The International Space Station discovered an exotic type of inverted lightning bolt, a blue beam (illustrated), that flew off a storm cloud into the stratosphere in 2019. DTU SPACE, DANIEL SCHMELLING / MOUNT VISUAL
An interesting piece of paper that may explain a rare type of lighting, the blue jet.
Blue jets are lightning-like, atmospheric electrical discharges lasting several hundred milliseconds that fan out into cones as they spread from the top of the storm clouds into the stratosphere1. They are believed to cause an electrical breakdown between the positively charged top of a cloud and a layer of negative charge on the cloud boundary and in the air above. The division forms a leader who, as it spreads upwards, merges into Streamer23.
However, the properties of the conductor and the height to which it extends above the clouds are not well characterized4. Blue millisecond flashes in cloud cover5,6 have previously been associated with close bipolar events7,8, which are 10 to 30 microsecond pulses in broadband electric field recordings, accompanied by intense bursts of radiation at 3 to 300 megahertz from short discharges (derived) canal lengths (less than a kilometer) 9–11.

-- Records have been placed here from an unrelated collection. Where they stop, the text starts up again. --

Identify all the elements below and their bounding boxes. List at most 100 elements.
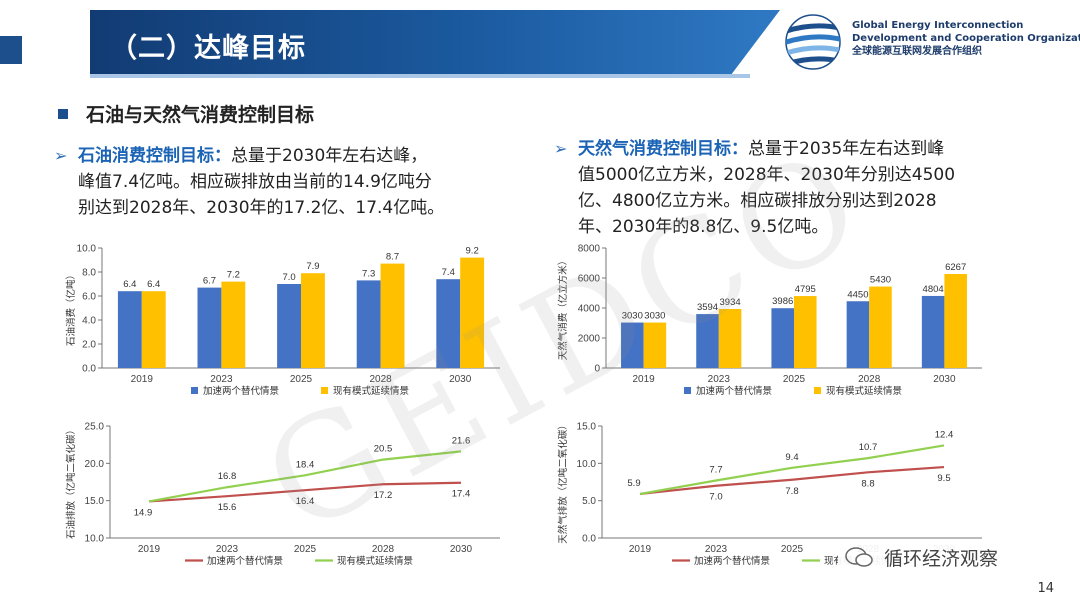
bar-value-label: 7.9 bbox=[306, 261, 319, 272]
bar-baseline bbox=[460, 257, 485, 368]
org-name-cn: 全球能源互联网发展合作组织 bbox=[852, 46, 982, 57]
bar-value-label: 3030 bbox=[622, 311, 643, 322]
y-axis-title: 石油排放（亿吨二氧化碳） bbox=[65, 425, 77, 539]
y-tick-label: 10.0 bbox=[577, 459, 597, 470]
title-banner bbox=[90, 10, 780, 74]
bar-value-label: 3934 bbox=[720, 297, 741, 308]
bar-baseline bbox=[643, 322, 667, 368]
point-value-label: 17.2 bbox=[374, 490, 393, 501]
legend-swatch bbox=[684, 387, 691, 394]
x-tick-label: 2025 bbox=[781, 544, 804, 555]
org-name-en-1: Global Energy Interconnection bbox=[852, 20, 1024, 31]
y-tick-label: 15.0 bbox=[577, 422, 597, 433]
bar-value-label: 6.7 bbox=[203, 276, 216, 287]
x-tick-label: 2030 bbox=[450, 544, 473, 555]
y-tick-label: 2000 bbox=[578, 334, 601, 345]
x-tick-label: 2023 bbox=[708, 374, 731, 385]
bar-value-label: 8.7 bbox=[386, 252, 399, 263]
x-tick-label: 2019 bbox=[138, 544, 161, 555]
series-line-accelerated bbox=[639, 465, 945, 496]
point-value-label: 18.4 bbox=[296, 459, 315, 470]
org-name: Global Energy Interconnection Developmen… bbox=[852, 19, 1080, 58]
y-tick-label: 8.0 bbox=[82, 268, 96, 279]
x-tick-label: 2019 bbox=[632, 374, 655, 385]
section-heading: 石油与天然气消费控制目标 bbox=[58, 100, 314, 127]
x-tick-label: 2030 bbox=[449, 374, 472, 385]
series-line-baseline bbox=[639, 444, 945, 496]
bar-accelerated bbox=[621, 322, 644, 368]
x-tick-label: 2025 bbox=[290, 374, 313, 385]
bar-accelerated bbox=[921, 295, 945, 368]
y-tick-label: 4.0 bbox=[82, 316, 96, 327]
bar-value-label: 6.4 bbox=[123, 279, 136, 290]
x-tick-label: 2023 bbox=[210, 374, 233, 385]
oil-target-label: 石油消费控制目标： bbox=[78, 146, 231, 166]
gas-consumption-chart: 0 2000 4000 6000 8000 2019 2023 2025 2028 2030 天然气… bbox=[557, 244, 982, 396]
bar-baseline bbox=[718, 308, 742, 368]
oil-emission-chart: 10.0 15.0 20.0 25.0 2019 2023 2025 2028 2030 石油排放… bbox=[65, 422, 500, 567]
bar-baseline bbox=[221, 281, 246, 368]
oil-target-line1: 总量于2030年左右达峰， bbox=[231, 146, 428, 166]
bar-accelerated bbox=[356, 280, 381, 368]
gas-target-label: 天然气消费控制目标： bbox=[578, 139, 748, 159]
y-axis-title: 天然气排放（亿吨二氧化碳） bbox=[557, 420, 569, 544]
page-title: （二）达峰目标 bbox=[110, 33, 306, 64]
gas-target-line2: 值5000亿立方米，2028年、2030年分别达4500 bbox=[578, 165, 956, 185]
point-value-label: 10.7 bbox=[859, 442, 878, 453]
series-line-accelerated bbox=[148, 481, 462, 503]
x-tick-label: 2019 bbox=[131, 374, 154, 385]
x-tick-label: 2023 bbox=[705, 544, 728, 555]
bar-value-label: 7.0 bbox=[282, 272, 295, 283]
bar-baseline bbox=[141, 291, 166, 368]
y-tick-label: 6.0 bbox=[82, 292, 96, 303]
series-line-baseline bbox=[148, 450, 462, 503]
arrow-bullet-icon: ➢ bbox=[54, 146, 68, 165]
bar-value-label: 5430 bbox=[870, 275, 891, 286]
point-value-label: 16.8 bbox=[218, 471, 237, 482]
arrow-bullet-icon: ➢ bbox=[554, 139, 568, 158]
title-underline bbox=[90, 74, 750, 78]
x-tick-label: 2028 bbox=[858, 374, 881, 385]
point-value-label: 9.4 bbox=[785, 452, 798, 463]
point-value-label: 15.6 bbox=[218, 502, 237, 513]
x-tick-label: 2028 bbox=[369, 374, 392, 385]
oil-target-line3: 别达到2028年、2030年的17.2亿、17.4亿吨。 bbox=[78, 198, 445, 218]
bar-value-label: 7.3 bbox=[362, 268, 375, 279]
bar-accelerated bbox=[117, 291, 142, 368]
y-axis-title: 天然气消费（亿立方米） bbox=[557, 256, 569, 361]
bar-value-label: 3986 bbox=[772, 296, 793, 307]
bar-accelerated bbox=[277, 284, 301, 368]
y-tick-label: 10.0 bbox=[85, 534, 105, 545]
gas-target-line1: 总量于2035年左右达到峰 bbox=[748, 139, 945, 159]
bar-value-label: 3594 bbox=[697, 302, 718, 313]
gas-target-text: ➢ 天然气消费控制目标：总量于2035年左右达到峰 值5000亿立方米，2028… bbox=[554, 136, 1058, 240]
y-tick-label: 0.0 bbox=[82, 364, 96, 375]
gas-target-line3: 亿、4800亿立方米。相应碳排放分别达到2028 bbox=[578, 191, 937, 211]
y-tick-label: 2.0 bbox=[82, 340, 96, 351]
bar-baseline bbox=[869, 286, 892, 368]
point-value-label: 14.9 bbox=[134, 507, 153, 518]
bar-accelerated bbox=[696, 314, 719, 368]
org-name-en-2: Development and Cooperation Organization bbox=[852, 33, 1080, 44]
bar-accelerated bbox=[197, 287, 222, 368]
y-tick-label: 0.0 bbox=[582, 534, 596, 545]
section-title: 石油与天然气消费控制目标 bbox=[86, 104, 315, 126]
bar-baseline bbox=[944, 273, 967, 368]
legend-label: 现有模式延续情景 bbox=[333, 385, 409, 396]
legend-label: 加速两个替代情景 bbox=[203, 385, 279, 396]
x-tick-label: 2019 bbox=[629, 544, 652, 555]
x-tick-label: 2028 bbox=[372, 544, 395, 555]
bar-value-label: 7.4 bbox=[442, 267, 455, 278]
bar-value-label: 4450 bbox=[847, 289, 868, 300]
bar-accelerated bbox=[846, 301, 870, 368]
bar-accelerated bbox=[436, 279, 461, 368]
x-tick-label: 2030 bbox=[933, 374, 956, 385]
bar-value-label: 4804 bbox=[923, 284, 944, 295]
point-value-label: 8.8 bbox=[861, 478, 874, 489]
y-tick-label: 25.0 bbox=[85, 422, 105, 433]
bar-baseline bbox=[301, 273, 325, 368]
wechat-watermark: 循环经济观察 bbox=[838, 540, 1076, 574]
legend-label: 加速两个替代情景 bbox=[207, 555, 283, 567]
y-tick-label: 5.0 bbox=[582, 496, 596, 507]
legend-label: 现有模式延续情景 bbox=[826, 385, 902, 396]
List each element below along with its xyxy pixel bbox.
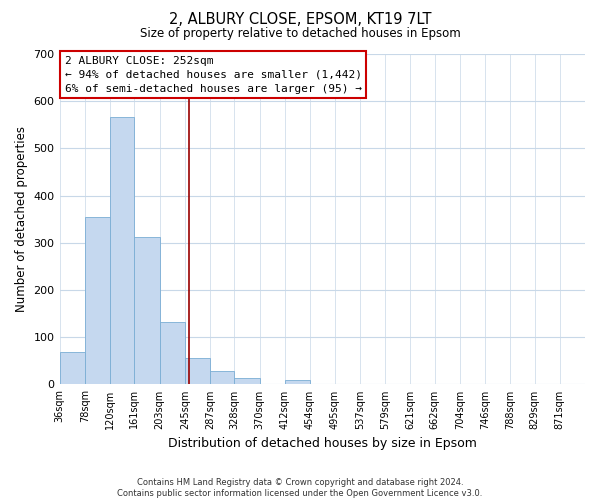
Text: Size of property relative to detached houses in Epsom: Size of property relative to detached ho… xyxy=(140,28,460,40)
Bar xyxy=(210,371,235,384)
Text: 2, ALBURY CLOSE, EPSOM, KT19 7LT: 2, ALBURY CLOSE, EPSOM, KT19 7LT xyxy=(169,12,431,28)
Text: Contains HM Land Registry data © Crown copyright and database right 2024.
Contai: Contains HM Land Registry data © Crown c… xyxy=(118,478,482,498)
Bar xyxy=(134,237,160,384)
Bar xyxy=(85,217,110,384)
Text: 2 ALBURY CLOSE: 252sqm
← 94% of detached houses are smaller (1,442)
6% of semi-d: 2 ALBURY CLOSE: 252sqm ← 94% of detached… xyxy=(65,56,362,94)
X-axis label: Distribution of detached houses by size in Epsom: Distribution of detached houses by size … xyxy=(168,437,477,450)
Bar xyxy=(285,380,310,384)
Bar xyxy=(59,352,85,384)
Bar xyxy=(110,117,134,384)
Bar xyxy=(235,378,260,384)
Bar xyxy=(185,358,210,384)
Bar xyxy=(160,322,185,384)
Y-axis label: Number of detached properties: Number of detached properties xyxy=(15,126,28,312)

Here we report on spectral measurements from the International Space Station, which provides an unobstructed view of storm clouds with a temporal resolution of 10 microseconds. We observe five intense blue flashes of about 10 microseconds from a thunderstorm cell. A flash of lightning triggers a pulsating blue beam to the stratopause (the interface between the stratosphere and ionosphere). The flashes observed were accompanied by “elves” 12 in the ionosphere. The emissions from lightning conductors in the red spectral band are faint and localized, suggesting that the lightning and beam are streamer ionization waves and that the beacons are short and localized at their origin.
We propose that the microsecond flashes are the optical equivalent of negative close bipolar events observed in radio waves. These are known to trigger lightning bolts in the cloud and on the ground and blue lightning bolts into the stratosphere, as reported here.
Full article here.
Here is a description of the paper from ScienceNews
From Maria Temming
January 21, 2021 at 1:12 p.m.
Scientists finally got a clear view of the spark that sets off an exotic type of lightning bolt called a blue beam.
Blue jets race up from storm clouds into the stratosphere and reach heights of up to 50 kilometers in less than a second. While ordinary lightning strikes a mixture of gases in the lower atmosphere to glow white, blue jets primarily excite stratospheric nitrogen to create their distinctive blue hue.
Blue jets have been observed from the ground and from aircraft for years, but it’s hard to tell how they form without getting high above the clouds. Now instruments on the International Space Station have discovered a blue beam emanating from an extremely short, bright electrical surge near the top of a storm cloud, researchers report online on January 20 in Nature.
Understanding blue jets and other upper atmosphere phenomena related to thunderstorms such as sprites (SN: 06/14/02) and elves (SN: 12/23/95) is important as these events can affect the way radio waves travel through the Migrating waters, according to Penn State space physicist Victor Pasko, who was not involved in the work, this may have an impact on communications technologies.